President's Column - Steve Haslett

There is an irony in the reported remarks of John Hattie (Professor of Education at the University of Auckland) at the recent Knowledge Wave Conference. As reported both on radio and newspapers, his view is that Statistics and Mathematics graduates are among the most likely to be unemployed. Jeff Hunter’s more detailed analysis elsewhere in this Newsletter provides the required rebuttal.

There is a need for better understanding of how to interpret statistics. Learning sound interpretation as part of an applied statistics programme needs to be recognised as a professional skill rather than one that can be passively absorbed as part of a more general education.

Applied Statistics is an integral part of any professional training in Statistics, and many of NZSA’s members would see themselves as applied rather than theoretical or academic statisticians.
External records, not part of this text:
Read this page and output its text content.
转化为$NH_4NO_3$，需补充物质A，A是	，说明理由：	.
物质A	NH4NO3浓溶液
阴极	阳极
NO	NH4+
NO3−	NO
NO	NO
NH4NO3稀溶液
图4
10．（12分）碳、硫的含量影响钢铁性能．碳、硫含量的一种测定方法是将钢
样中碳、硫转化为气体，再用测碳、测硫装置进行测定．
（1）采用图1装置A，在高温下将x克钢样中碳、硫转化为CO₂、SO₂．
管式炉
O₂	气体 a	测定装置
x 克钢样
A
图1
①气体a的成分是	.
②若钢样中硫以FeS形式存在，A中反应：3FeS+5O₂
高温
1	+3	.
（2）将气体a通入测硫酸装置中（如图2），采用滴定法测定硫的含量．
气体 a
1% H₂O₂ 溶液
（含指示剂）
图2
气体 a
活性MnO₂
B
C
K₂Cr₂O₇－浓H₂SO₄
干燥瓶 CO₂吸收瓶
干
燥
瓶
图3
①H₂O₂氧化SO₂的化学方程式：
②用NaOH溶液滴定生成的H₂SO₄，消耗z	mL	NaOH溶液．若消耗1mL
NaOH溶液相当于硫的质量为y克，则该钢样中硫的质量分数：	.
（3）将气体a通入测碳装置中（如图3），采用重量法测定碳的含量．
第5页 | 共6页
In the universities there is ambivalence – applied statistics is certainly a poor cousin, despite the critical importance of disseminating newly developed theoretical techniques into other disciplines, and having them properly used, if there is to be any tangible economic gain.

The ambivalence has another aspect. Public perception seldom recognises the statistician’s role: What we do is either perceived as something others (for example Prof Hattie) can do, or it introduces a level of sophistication that is not ‘required’. To give an example from the applied field I most often work in, government departments spending $500,000 on a sample survey will begrudge spending even $30,000 on survey design and analysis. Using a skilled and experienced survey designer to assess the statistical merits of proposals from organisations contracting for government surveys now seems to be passé. The waste of resources is lamentable. The failure to analyse data much beyond tabulating summary statistics also means that key policy decisions are often not properly or adequately informed.

At a more academic level, dropping the statistical component from research programmes such as the Public Good Science Fund, when the funding available is only part of what was sought, will remain inevitable if high statistical standards do not form a necessary criterion for funding availability.

The question is, what can we as the New Zealand Statistical Association do? The answer falls back on us as the Association’s members.

We need to raise our profile. We could, like the British and Australians, establish Chartered Statistician (CS) status for suitably qualified members. We could better recognise the past contributions of our own members – after all, I understand no one has been elected a Life Member of the Association since 1983. We could make more effort to get recognition for more statisticians through the Royal Society or the New Year and Queen’s Birthday Honours systems.

I am sure you have more and possibly better ideas. I would like to hear them.

Ideas alone are not enough, however. Lists of nominations or general support for a CS framework are not enough either. Nominations require documentation. A CS system would require a protocol, nomination procedure, and a sub-committee to vet applications. The NZSA Committee can take on some of this responsibility, but not all. Free time is an increasingly rare commodity.

A number of you are already very much involved in NZSA’s affairs; others less so. Without your views and continued involvement nothing much is likely to change. I look forward to hearing from more of you.